I’m always surprised to learn that some districts prevent teachers from attending, while others (like ours) maliciously keep a spreadsheet of teacher attendance to ensure that everyone has an opportunity to attend and that no one misses the opportunity to learn.
The prep work takes time – from getting substitutes and School Board approval to organizing travel arrangements but the benefits of having a team attend a conference are very powerful. Teachers need and want professional development to grow their skills, deepen their understanding of content knowledge, and develop new classroom strategies. Student needs seem to change as quickly as technology, large conferences such as PETE&C allow teachers to discuss best practices and classroom techniques with other teachers from different districts with different experiences and expertise.

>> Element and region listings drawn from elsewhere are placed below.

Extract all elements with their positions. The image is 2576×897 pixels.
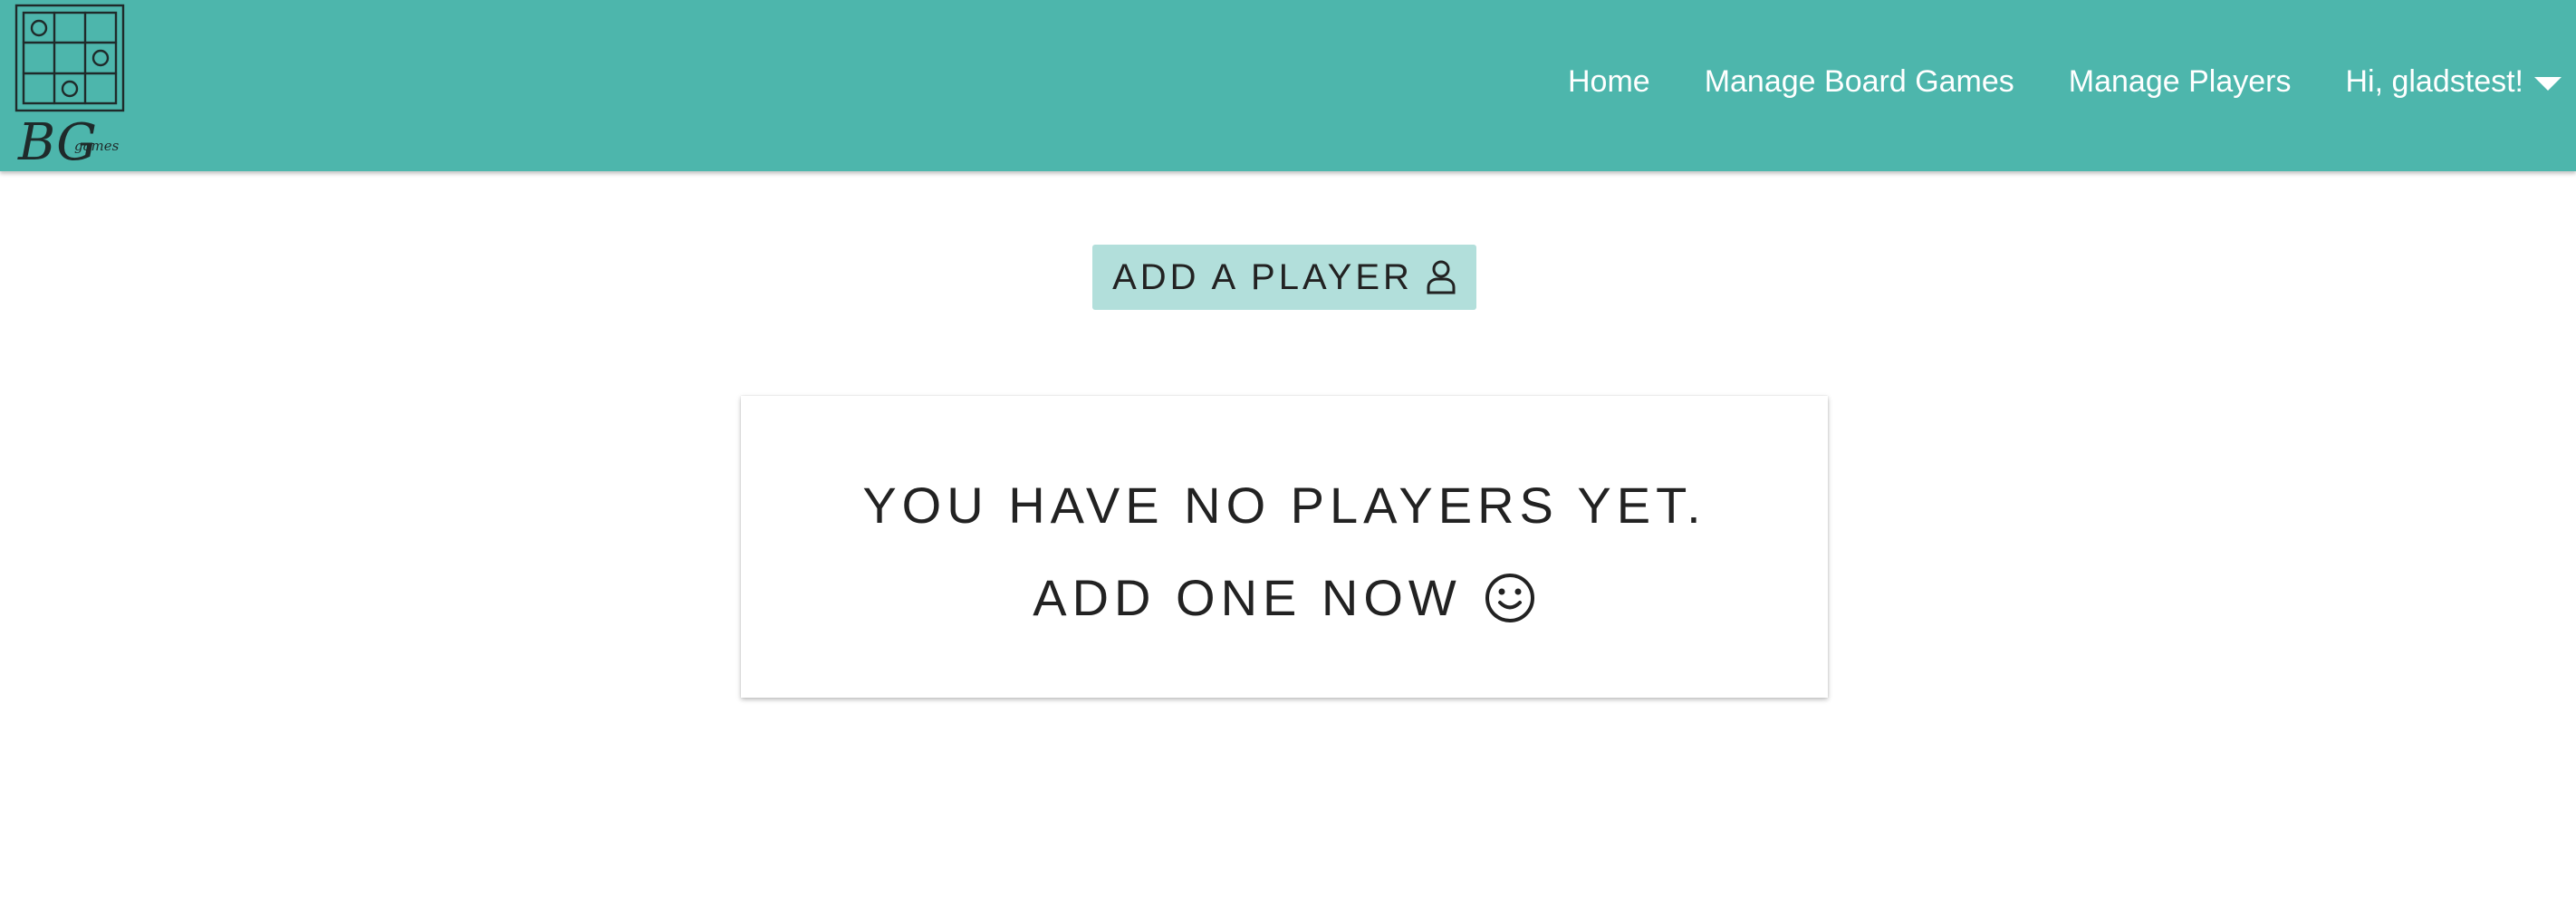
navbar: BG games Home Manage Board Games Manage … bbox=[0, 0, 2576, 172]
add-player-button[interactable]: ADD A PLAYER bbox=[1092, 245, 1476, 310]
add-player-button-label: ADD A PLAYER bbox=[1112, 256, 1413, 297]
user-greeting: Hi, gladstest! bbox=[2345, 63, 2523, 99]
bg-games-logo[interactable]: BG games bbox=[14, 4, 127, 172]
nav-home-link[interactable]: Home bbox=[1568, 64, 1650, 100]
user-icon bbox=[1426, 259, 1456, 295]
caret-down-icon bbox=[2534, 76, 2562, 91]
empty-message-line1: YOU HAVE NO PLAYERS YET. bbox=[862, 477, 1706, 534]
user-menu-dropdown[interactable]: Hi, gladstest! bbox=[2345, 64, 2562, 100]
nav-manage-players-link[interactable]: Manage Players bbox=[2069, 64, 2292, 100]
smiley-icon bbox=[1484, 572, 1536, 624]
main-nav: Home Manage Board Games Manage Players H… bbox=[1514, 0, 2562, 163]
nav-manage-board-games-link[interactable]: Manage Board Games bbox=[1705, 64, 2014, 100]
empty-message-line2-text: ADD ONE NOW bbox=[1033, 569, 1462, 626]
empty-players-card: YOU HAVE NO PLAYERS YET. ADD ONE NOW bbox=[741, 396, 1828, 698]
svg-text:games: games bbox=[74, 138, 120, 154]
empty-message-line2: ADD ONE NOW bbox=[741, 568, 1828, 627]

I’ve written about the value and importance of professional development at Garnet Valley and the work our LEAP Committee and administration has done to personalized professional learning for our teachers. Conferences like PETE&C provide a nice supplement to professional learning for districts and if done correctly, create teacher leaders who become turn around trainers for newly learned material. Aside from the main focus of the conference, there are a few hidden benefits of off-site learning as well:
Grow your professional network
The opportunity to exchange ideas, share resources, and participate in discussions with professionals from other parts of the State is invaluable. There will be many teachers anxious to share twitter handles, lesson plans, activities, and classroom sites. There will be heavy-hitters there as well. Last year’s Keynote, George Couros (@gcouros) gave an amazing talk on the purposeful use of technology and the value of teachers as innovators. Seeing George in person was much more engaging than watching any TED Talk and now our entire faculty and staff will get that same opportunity in August when George visits Garnet Valley on our opening day.

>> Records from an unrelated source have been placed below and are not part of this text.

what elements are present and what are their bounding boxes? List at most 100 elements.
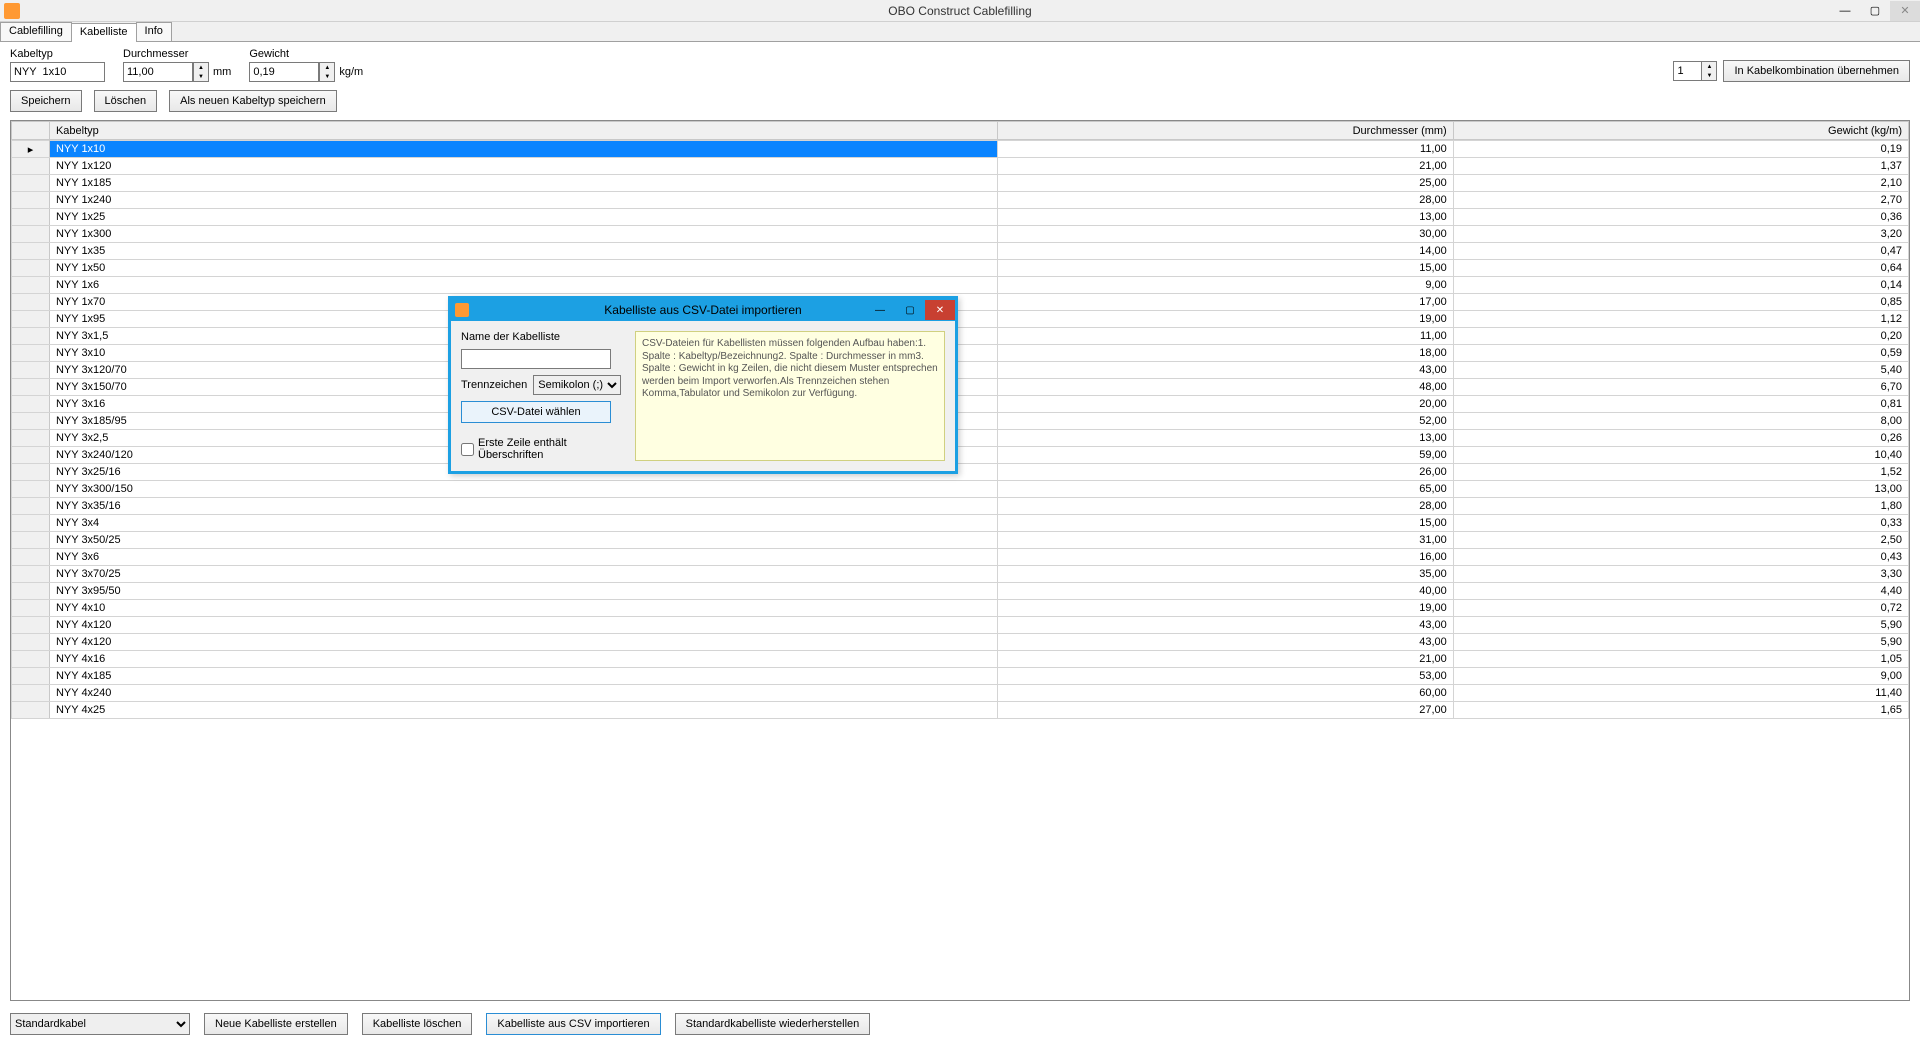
cell-kabeltyp[interactable]: NYY 4x120 <box>49 617 998 634</box>
table-row[interactable]: NYY 4x24060,0011,40 <box>12 685 1909 702</box>
table-row[interactable]: NYY 4x18553,009,00 <box>12 668 1909 685</box>
durchmesser-up-icon[interactable]: ▲ <box>194 63 208 72</box>
cell-durchmesser[interactable]: 19,00 <box>998 311 1453 328</box>
row-selector[interactable] <box>12 634 50 651</box>
cell-kabeltyp[interactable]: NYY 3x70/25 <box>49 566 998 583</box>
dialog-minimize-button[interactable]: — <box>865 300 895 320</box>
cell-durchmesser[interactable]: 17,00 <box>998 294 1453 311</box>
cell-durchmesser[interactable]: 15,00 <box>998 260 1453 277</box>
table-row[interactable]: NYY 3x240/12059,0010,40 <box>12 447 1909 464</box>
table-row[interactable]: NYY 3x25/1626,001,52 <box>12 464 1909 481</box>
row-selector[interactable] <box>12 311 50 328</box>
tab-info[interactable]: Info <box>136 22 172 41</box>
cell-gewicht[interactable]: 4,40 <box>1453 583 1908 600</box>
cell-durchmesser[interactable]: 13,00 <box>998 430 1453 447</box>
cell-durchmesser[interactable]: 25,00 <box>998 175 1453 192</box>
row-selector[interactable] <box>12 158 50 175</box>
row-selector[interactable] <box>12 651 50 668</box>
cell-gewicht[interactable]: 0,72 <box>1453 600 1908 617</box>
row-selector[interactable] <box>12 396 50 413</box>
row-selector[interactable] <box>12 260 50 277</box>
durchmesser-input[interactable] <box>123 62 193 82</box>
table-row[interactable]: NYY 1x18525,002,10 <box>12 175 1909 192</box>
new-list-button[interactable]: Neue Kabelliste erstellen <box>204 1013 348 1035</box>
table-row[interactable]: NYY 3x1620,000,81 <box>12 396 1909 413</box>
save-button[interactable]: Speichern <box>10 90 82 112</box>
table-row[interactable]: NYY 1x9519,001,12 <box>12 311 1909 328</box>
cell-gewicht[interactable]: 5,40 <box>1453 362 1908 379</box>
cell-gewicht[interactable]: 5,90 <box>1453 634 1908 651</box>
cell-gewicht[interactable]: 2,50 <box>1453 532 1908 549</box>
row-selector[interactable] <box>12 345 50 362</box>
table-row[interactable]: NYY 3x616,000,43 <box>12 549 1909 566</box>
cell-kabeltyp[interactable]: NYY 4x10 <box>49 600 998 617</box>
cell-gewicht[interactable]: 10,40 <box>1453 447 1908 464</box>
cell-durchmesser[interactable]: 11,00 <box>998 328 1453 345</box>
gewicht-input[interactable] <box>249 62 319 82</box>
dialog-separator-select[interactable]: Semikolon (;) <box>533 375 621 395</box>
row-selector[interactable] <box>12 668 50 685</box>
table-row[interactable]: NYY 4x2527,001,65 <box>12 702 1909 719</box>
cell-gewicht[interactable]: 0,85 <box>1453 294 1908 311</box>
row-selector[interactable] <box>12 685 50 702</box>
cell-gewicht[interactable]: 2,10 <box>1453 175 1908 192</box>
row-selector[interactable] <box>12 532 50 549</box>
dialog-first-row-checkbox[interactable] <box>461 443 474 456</box>
table-row[interactable]: NYY 1x12021,001,37 <box>12 158 1909 175</box>
cell-gewicht[interactable]: 0,33 <box>1453 515 1908 532</box>
row-selector[interactable] <box>12 617 50 634</box>
cell-gewicht[interactable]: 9,00 <box>1453 668 1908 685</box>
table-row[interactable]: NYY 3x185/9552,008,00 <box>12 413 1909 430</box>
cell-durchmesser[interactable]: 43,00 <box>998 362 1453 379</box>
row-selector[interactable] <box>12 515 50 532</box>
cell-gewicht[interactable]: 1,80 <box>1453 498 1908 515</box>
cell-durchmesser[interactable]: 21,00 <box>998 651 1453 668</box>
cell-kabeltyp[interactable]: NYY 1x300 <box>49 226 998 243</box>
cell-gewicht[interactable]: 0,20 <box>1453 328 1908 345</box>
cell-durchmesser[interactable]: 53,00 <box>998 668 1453 685</box>
tab-cablefilling[interactable]: Cablefilling <box>0 22 72 41</box>
row-selector[interactable] <box>12 413 50 430</box>
cell-durchmesser[interactable]: 9,00 <box>998 277 1453 294</box>
cell-durchmesser[interactable]: 11,00 <box>998 141 1453 158</box>
header-kabeltyp[interactable]: Kabeltyp <box>49 122 998 140</box>
table-row[interactable]: NYY 3x415,000,33 <box>12 515 1909 532</box>
cablelist-selector[interactable]: Standardkabel <box>10 1013 190 1035</box>
cell-kabeltyp[interactable]: NYY 1x6 <box>49 277 998 294</box>
cell-durchmesser[interactable]: 40,00 <box>998 583 1453 600</box>
gewicht-down-icon[interactable]: ▼ <box>320 72 334 81</box>
row-selector[interactable] <box>12 498 50 515</box>
header-durchmesser[interactable]: Durchmesser (mm) <box>998 122 1453 140</box>
table-row[interactable]: NYY 1x30030,003,20 <box>12 226 1909 243</box>
row-selector[interactable] <box>12 464 50 481</box>
table-row[interactable]: ▸NYY 1x1011,000,19 <box>12 141 1909 158</box>
cell-kabeltyp[interactable]: NYY 1x50 <box>49 260 998 277</box>
table-row[interactable]: NYY 3x50/2531,002,50 <box>12 532 1909 549</box>
row-selector[interactable] <box>12 209 50 226</box>
cell-gewicht[interactable]: 0,26 <box>1453 430 1908 447</box>
cell-durchmesser[interactable]: 59,00 <box>998 447 1453 464</box>
cell-gewicht[interactable]: 3,30 <box>1453 566 1908 583</box>
cell-durchmesser[interactable]: 20,00 <box>998 396 1453 413</box>
row-selector[interactable] <box>12 379 50 396</box>
cell-durchmesser[interactable]: 43,00 <box>998 634 1453 651</box>
cell-gewicht[interactable]: 1,12 <box>1453 311 1908 328</box>
cell-gewicht[interactable]: 0,59 <box>1453 345 1908 362</box>
cell-kabeltyp[interactable]: NYY 1x185 <box>49 175 998 192</box>
cell-kabeltyp[interactable]: NYY 1x10 <box>49 141 998 158</box>
cell-durchmesser[interactable]: 15,00 <box>998 515 1453 532</box>
cell-kabeltyp[interactable]: NYY 4x16 <box>49 651 998 668</box>
table-row[interactable]: NYY 3x1018,000,59 <box>12 345 1909 362</box>
row-selector[interactable] <box>12 294 50 311</box>
cell-durchmesser[interactable]: 60,00 <box>998 685 1453 702</box>
import-csv-button[interactable]: Kabelliste aus CSV importieren <box>486 1013 660 1035</box>
table-row[interactable]: NYY 4x12043,005,90 <box>12 634 1909 651</box>
row-selector[interactable] <box>12 702 50 719</box>
cell-gewicht[interactable]: 0,47 <box>1453 243 1908 260</box>
cell-gewicht[interactable]: 1,37 <box>1453 158 1908 175</box>
table-row[interactable]: NYY 3x35/1628,001,80 <box>12 498 1909 515</box>
tab-kabelliste[interactable]: Kabelliste <box>71 23 137 42</box>
cell-kabeltyp[interactable]: NYY 3x50/25 <box>49 532 998 549</box>
cell-gewicht[interactable]: 0,64 <box>1453 260 1908 277</box>
cell-kabeltyp[interactable]: NYY 3x35/16 <box>49 498 998 515</box>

For some teachers, especially new hires, interaction with other teachers can be infrequent and minimal. The busy life of a classroom teacher does not lend itself to having the freedom of socialization during the work day. Preparing activities, answering emails, and returning phone calls, unfortunately, takes precedent to getting to know your colleagues on a personal level. Conferences and off-site professional development opportunities allow teachers to forgo the daily grind and focus on building personal relationships, unwinding, and having a memorable group experience.
Seeing the latest trends in education
Some teachers avoid the Expo center because they don’t have a budget or responsibility to purchase classroom equipment. This is a BIG mistake, as knowing the latest trends in education and seeing what “possibilities” exist are valuable pieces of information for classroom teachers and often promote innovation in the classroom. Teachers should take pictures and get brochures and business cards to bring back to district decision makers. The input from all stakeholders on equipment, software, and “new trends,” allows districts to plan, organize, and budget for years to come.
This year’s conference looks to be a busy one for Garnet Valley. Not only are we taking 15+ teachers and administrators, we are also facilitating a number of different sessions and participating in many discussion groups. We look forward to seeing old colleagues and are excited at the opportunity to make new ones.